Three from indie press Whisk(e)y Tit (Books acquired, 8 Oct. 2022)

Good mail this past weekend from the indie press Whisk(e)y Tit, which continues to publish the Weird Stuff.

Aina Hunter’s Charlotte and the Chickenman was the first one I flicked through, and it seems very much up my alley—surreal, shapeshifting stuff. From the jacket copy:

It’s November 2, 2059 in Baltimore and Charlotte-Noa Tibitt, the downwardly mobile, adult daughter of a popular HelloCast lifestyle coach, feels like death. A few months back Charlotte and her Eurindigenous girlfriend scored a sweet subsidized apartment in a building chock full of fellow queer-radical-feminist animal rights activists. But when an unspeakable right-wing candidate again wins the US presidency, Charlotte seeks refuge in a luxury roof-top hotel bar and life begins to unravel.

So now it’s time to stop mourning. Get back on the bus, make a plan, start over.

I also am intrigued by Thomas Kendall’s The Autodidacts, which has a blurb from Dennis Cooper:

Thomas Kendall’s THE AUTODIDACTS is a brilliant novel — inviting like a secret passage, infallible in its somehow orderly but whirligig construction, spine-tingling to unpack, and as haunted as any fiction in recent memory.
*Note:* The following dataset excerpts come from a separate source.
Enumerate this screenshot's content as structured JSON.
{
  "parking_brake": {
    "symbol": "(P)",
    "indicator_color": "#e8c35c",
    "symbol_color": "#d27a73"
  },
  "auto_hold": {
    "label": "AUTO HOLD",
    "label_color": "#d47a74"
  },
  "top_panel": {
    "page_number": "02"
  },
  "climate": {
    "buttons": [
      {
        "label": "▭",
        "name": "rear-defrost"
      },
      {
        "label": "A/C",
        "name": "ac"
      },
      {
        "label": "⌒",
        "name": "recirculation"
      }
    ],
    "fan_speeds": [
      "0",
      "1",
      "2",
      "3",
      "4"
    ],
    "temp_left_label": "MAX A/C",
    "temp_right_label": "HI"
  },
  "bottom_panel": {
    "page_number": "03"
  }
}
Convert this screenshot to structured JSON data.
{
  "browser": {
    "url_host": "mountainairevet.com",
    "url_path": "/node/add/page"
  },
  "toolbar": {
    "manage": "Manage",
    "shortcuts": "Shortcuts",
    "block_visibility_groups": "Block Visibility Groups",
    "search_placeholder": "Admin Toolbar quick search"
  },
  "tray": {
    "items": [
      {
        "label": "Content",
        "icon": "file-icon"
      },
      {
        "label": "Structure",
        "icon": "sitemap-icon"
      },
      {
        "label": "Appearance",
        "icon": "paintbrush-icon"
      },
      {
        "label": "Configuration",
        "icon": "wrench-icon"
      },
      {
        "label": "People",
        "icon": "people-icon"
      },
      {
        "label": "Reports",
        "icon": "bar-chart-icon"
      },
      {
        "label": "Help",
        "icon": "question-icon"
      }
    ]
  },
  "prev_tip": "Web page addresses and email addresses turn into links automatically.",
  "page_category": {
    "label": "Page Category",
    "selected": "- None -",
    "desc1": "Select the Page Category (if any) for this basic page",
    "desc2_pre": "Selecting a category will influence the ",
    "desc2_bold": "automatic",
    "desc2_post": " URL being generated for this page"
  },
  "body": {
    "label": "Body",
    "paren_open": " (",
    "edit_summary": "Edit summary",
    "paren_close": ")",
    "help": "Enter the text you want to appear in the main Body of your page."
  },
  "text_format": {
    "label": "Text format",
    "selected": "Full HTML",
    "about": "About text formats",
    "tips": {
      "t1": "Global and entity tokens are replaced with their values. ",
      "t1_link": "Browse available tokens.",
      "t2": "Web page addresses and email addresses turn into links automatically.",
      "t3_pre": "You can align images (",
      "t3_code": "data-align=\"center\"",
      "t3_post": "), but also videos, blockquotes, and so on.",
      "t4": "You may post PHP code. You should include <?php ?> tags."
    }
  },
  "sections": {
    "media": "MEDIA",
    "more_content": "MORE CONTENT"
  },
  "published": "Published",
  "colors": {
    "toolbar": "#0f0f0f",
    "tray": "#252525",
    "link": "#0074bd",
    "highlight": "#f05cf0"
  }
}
David Leo Rice’s The New House also sounds like a Special Kind of Weird. Jacket copy:

A family of outsider artists roams the American interior in search of the New Jerusalem in David Leo Rice’s new dream novel, loosely inspired by the hermetic worlds of Joseph Cornell. As Tobias Carroll writes, “The childhood of Jakob, The New House’s young hero, is one unlike that of your typical coming-of-age narrative. His is a youth surrounded by prophetic dreams, religious schisms, and secretive conversations — plus some shocking scenes of violence. Rice’s prose creates a mood abounding with mystery and dread, and The New House would fit comfortably beside the likes of Michael McDowell’s Toplin and Iain Banks’s The Wasp Factory in terms of disquieting portraits of sustained alienation.”